Sunday, November 16, 2025

Discovery Bible Study

We tried something new this week Discovery Bible Study It's a group technique.  A short passage is read aloud in full, by three successive people. The others can read along or just listen. We are encouraged to give a try to just listening, to attend more fully to the words and the flow rather than our own stray thoughts.  I gave that a try. Then three others retell the passage in succession without looking at notes. Everyone remembers different details. Then the group discusses the passage, trying to stay with what is said there, rather other connections we might make. When one person noticed that the text said that Jesus heard the voice, she asked if others present heard it. One of the leaders agreed that it did say that here, but in other gospels it included others. I thought that was as far afield as we should go and refrained from going further and mentioning Paul on the road in The Acts of the Apostles.  It is too easy for one such as I to go down such paths. 

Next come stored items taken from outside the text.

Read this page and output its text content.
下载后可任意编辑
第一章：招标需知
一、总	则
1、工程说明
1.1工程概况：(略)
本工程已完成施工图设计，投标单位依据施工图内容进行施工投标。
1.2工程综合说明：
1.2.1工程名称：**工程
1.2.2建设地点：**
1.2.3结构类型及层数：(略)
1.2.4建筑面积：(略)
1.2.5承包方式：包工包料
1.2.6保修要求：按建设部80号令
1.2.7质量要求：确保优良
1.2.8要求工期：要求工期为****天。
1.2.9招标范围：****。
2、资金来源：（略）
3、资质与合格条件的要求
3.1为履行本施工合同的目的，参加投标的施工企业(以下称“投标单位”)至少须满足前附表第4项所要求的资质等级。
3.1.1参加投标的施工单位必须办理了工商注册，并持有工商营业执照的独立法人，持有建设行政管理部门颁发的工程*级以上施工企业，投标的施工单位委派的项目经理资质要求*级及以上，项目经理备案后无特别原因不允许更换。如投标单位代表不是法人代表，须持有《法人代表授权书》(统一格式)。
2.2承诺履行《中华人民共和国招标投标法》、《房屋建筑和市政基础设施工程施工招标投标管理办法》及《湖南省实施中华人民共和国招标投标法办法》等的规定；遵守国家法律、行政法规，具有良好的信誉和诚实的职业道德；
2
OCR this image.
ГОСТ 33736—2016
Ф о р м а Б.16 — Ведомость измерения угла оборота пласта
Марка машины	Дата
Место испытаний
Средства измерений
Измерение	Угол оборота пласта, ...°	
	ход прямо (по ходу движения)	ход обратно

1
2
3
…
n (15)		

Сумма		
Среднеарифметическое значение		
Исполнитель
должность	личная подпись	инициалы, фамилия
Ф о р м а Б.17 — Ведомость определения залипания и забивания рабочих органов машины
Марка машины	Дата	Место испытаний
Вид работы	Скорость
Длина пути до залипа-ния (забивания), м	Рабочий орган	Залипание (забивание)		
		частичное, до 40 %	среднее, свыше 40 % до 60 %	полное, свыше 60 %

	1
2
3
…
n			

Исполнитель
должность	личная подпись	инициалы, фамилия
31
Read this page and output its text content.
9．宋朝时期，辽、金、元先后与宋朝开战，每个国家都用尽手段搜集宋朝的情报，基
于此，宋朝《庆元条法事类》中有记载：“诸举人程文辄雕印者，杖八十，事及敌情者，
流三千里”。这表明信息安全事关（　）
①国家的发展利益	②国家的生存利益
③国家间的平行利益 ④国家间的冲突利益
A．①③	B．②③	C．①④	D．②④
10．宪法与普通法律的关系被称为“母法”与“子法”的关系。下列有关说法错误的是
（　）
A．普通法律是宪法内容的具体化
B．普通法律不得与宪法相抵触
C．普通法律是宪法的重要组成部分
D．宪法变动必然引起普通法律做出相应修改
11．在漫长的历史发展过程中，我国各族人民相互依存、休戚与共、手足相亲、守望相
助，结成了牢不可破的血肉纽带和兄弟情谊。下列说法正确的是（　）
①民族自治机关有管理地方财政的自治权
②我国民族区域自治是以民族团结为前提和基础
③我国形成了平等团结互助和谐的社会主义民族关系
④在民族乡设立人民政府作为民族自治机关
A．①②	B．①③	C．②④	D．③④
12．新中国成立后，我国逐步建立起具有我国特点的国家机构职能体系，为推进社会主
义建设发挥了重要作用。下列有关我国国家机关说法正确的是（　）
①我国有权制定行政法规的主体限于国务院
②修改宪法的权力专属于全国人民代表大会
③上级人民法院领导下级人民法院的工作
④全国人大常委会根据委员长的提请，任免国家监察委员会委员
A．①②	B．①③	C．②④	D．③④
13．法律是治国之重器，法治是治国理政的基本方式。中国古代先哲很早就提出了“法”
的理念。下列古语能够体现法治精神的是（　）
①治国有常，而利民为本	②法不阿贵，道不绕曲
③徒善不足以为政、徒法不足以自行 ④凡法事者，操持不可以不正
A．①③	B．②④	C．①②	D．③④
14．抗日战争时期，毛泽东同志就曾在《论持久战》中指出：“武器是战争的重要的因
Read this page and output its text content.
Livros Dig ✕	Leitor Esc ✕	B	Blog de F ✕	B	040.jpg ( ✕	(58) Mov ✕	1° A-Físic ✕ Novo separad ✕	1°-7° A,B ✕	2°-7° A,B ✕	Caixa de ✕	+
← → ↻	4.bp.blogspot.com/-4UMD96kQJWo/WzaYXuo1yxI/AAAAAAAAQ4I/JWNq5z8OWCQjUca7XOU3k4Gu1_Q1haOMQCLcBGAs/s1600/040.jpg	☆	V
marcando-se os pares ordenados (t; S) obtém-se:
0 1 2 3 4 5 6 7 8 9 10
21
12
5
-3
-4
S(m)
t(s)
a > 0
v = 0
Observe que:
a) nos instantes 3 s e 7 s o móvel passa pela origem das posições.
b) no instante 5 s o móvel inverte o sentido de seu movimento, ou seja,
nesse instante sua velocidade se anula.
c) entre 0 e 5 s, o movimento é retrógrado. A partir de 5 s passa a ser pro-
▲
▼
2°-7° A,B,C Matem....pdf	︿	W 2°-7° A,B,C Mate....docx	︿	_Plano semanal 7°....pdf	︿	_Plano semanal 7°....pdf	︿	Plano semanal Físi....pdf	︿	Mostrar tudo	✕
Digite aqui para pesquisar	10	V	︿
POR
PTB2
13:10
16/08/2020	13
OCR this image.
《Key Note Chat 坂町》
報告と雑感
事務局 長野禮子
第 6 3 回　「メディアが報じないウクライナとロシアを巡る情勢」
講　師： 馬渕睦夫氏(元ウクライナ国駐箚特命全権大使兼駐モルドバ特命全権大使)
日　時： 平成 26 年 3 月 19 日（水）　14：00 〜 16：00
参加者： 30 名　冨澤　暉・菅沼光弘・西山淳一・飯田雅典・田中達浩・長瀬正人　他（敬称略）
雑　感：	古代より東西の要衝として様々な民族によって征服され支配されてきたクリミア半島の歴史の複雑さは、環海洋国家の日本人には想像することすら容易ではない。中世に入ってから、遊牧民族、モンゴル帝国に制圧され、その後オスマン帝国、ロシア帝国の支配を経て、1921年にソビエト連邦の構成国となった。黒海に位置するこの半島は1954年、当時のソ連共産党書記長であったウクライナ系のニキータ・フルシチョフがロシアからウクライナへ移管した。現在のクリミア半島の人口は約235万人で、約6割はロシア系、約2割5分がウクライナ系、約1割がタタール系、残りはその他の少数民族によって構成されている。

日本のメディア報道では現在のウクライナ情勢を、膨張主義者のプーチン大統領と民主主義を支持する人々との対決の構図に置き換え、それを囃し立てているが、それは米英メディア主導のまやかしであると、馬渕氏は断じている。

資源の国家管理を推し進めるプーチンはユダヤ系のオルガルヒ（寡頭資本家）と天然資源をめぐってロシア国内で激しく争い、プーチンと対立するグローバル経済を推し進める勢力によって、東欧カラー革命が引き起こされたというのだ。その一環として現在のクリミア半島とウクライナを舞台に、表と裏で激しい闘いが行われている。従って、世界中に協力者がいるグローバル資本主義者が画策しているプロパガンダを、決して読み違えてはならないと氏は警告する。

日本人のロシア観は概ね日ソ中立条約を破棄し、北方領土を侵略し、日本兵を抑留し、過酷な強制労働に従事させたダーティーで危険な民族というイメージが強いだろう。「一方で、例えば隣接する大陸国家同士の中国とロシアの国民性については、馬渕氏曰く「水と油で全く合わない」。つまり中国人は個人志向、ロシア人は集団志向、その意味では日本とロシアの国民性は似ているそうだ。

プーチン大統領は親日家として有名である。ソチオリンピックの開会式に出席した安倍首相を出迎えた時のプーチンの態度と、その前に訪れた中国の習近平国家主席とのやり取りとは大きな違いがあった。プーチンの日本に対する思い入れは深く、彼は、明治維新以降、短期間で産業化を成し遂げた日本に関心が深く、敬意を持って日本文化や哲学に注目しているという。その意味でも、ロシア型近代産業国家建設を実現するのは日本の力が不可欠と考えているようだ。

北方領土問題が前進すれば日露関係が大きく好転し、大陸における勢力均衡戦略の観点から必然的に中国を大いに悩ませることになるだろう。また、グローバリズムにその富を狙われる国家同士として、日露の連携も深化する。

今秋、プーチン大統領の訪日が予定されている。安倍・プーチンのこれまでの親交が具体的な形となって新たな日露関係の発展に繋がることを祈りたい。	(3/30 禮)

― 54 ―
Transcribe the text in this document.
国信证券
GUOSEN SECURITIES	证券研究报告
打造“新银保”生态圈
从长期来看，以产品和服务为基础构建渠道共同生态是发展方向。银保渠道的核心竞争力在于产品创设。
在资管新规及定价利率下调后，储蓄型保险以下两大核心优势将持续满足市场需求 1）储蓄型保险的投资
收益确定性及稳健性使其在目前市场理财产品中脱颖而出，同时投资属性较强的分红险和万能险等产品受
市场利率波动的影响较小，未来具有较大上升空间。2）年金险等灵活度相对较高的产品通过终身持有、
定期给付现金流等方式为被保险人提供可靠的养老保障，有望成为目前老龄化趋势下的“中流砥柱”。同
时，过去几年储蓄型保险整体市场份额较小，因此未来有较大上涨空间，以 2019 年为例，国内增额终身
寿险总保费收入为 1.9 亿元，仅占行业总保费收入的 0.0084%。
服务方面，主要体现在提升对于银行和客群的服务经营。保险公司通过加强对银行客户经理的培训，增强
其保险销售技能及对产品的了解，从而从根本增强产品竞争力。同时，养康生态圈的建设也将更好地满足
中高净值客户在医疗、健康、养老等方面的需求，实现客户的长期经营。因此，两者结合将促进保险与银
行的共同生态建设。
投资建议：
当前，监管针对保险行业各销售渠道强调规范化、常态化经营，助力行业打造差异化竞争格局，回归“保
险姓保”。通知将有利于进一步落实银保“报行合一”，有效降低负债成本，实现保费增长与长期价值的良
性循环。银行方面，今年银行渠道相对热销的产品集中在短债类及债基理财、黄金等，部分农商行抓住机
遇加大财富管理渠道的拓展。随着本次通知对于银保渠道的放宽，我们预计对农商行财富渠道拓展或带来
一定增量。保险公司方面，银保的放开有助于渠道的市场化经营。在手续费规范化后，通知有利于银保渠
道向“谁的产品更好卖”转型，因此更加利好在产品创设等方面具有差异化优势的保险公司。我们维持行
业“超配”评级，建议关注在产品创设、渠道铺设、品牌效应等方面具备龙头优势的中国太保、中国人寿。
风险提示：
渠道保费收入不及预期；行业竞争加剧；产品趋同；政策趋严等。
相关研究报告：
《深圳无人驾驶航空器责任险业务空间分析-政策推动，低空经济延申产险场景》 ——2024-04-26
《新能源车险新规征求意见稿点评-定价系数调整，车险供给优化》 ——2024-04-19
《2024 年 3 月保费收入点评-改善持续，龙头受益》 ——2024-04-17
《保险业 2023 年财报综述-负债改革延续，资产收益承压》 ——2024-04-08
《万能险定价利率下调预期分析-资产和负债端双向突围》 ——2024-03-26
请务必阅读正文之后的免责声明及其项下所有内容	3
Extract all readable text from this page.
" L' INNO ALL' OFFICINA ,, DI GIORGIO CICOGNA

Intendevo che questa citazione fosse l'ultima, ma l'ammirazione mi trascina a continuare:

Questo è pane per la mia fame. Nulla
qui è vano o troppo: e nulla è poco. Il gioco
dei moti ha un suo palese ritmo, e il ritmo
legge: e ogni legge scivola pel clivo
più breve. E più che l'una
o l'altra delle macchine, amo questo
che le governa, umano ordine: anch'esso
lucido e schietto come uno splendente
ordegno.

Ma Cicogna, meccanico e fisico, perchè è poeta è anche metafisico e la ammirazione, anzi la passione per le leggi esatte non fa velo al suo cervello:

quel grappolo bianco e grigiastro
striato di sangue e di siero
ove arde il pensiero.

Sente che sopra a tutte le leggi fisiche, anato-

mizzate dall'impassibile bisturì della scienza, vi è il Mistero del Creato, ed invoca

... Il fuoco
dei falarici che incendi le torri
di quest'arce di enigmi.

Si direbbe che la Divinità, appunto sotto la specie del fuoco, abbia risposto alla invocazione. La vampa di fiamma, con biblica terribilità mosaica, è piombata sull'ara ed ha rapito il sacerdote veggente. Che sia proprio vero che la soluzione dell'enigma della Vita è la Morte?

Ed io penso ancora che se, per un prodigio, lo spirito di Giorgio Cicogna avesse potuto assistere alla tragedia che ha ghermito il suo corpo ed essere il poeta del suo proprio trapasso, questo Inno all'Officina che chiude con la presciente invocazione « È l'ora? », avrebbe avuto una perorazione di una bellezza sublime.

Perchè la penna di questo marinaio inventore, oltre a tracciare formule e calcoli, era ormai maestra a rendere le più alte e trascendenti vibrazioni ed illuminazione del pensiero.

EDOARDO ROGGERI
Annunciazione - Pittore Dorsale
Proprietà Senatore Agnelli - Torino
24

The study suggests questions.

We did Mark 1:1-15.  I noticed that these verses highlight the strangeness of the scene for the listener, almost like the beginning of a movie. There is the reminder that this was prophesied centuries ago - that doesn't happen every day, does it?  John is described as a strange, almost storybook character: strange location, strange clothes, strange diet. This alarming figure announces that an even more alarming figure is about to arrive. Heaven is torn open - whatever that means - and something doveish comes into view. God speaks. The second, more alarming figure is baptised and goes out into the wilderness for forty days, with wild animals, angels, and Satan around.  In a very few verses we are told "All bets are off in this story.  Anything might happen. You are now encountering things you never have before, and it's going to get even more weird." 

It was a new way of seeing it for me.  I like this approach.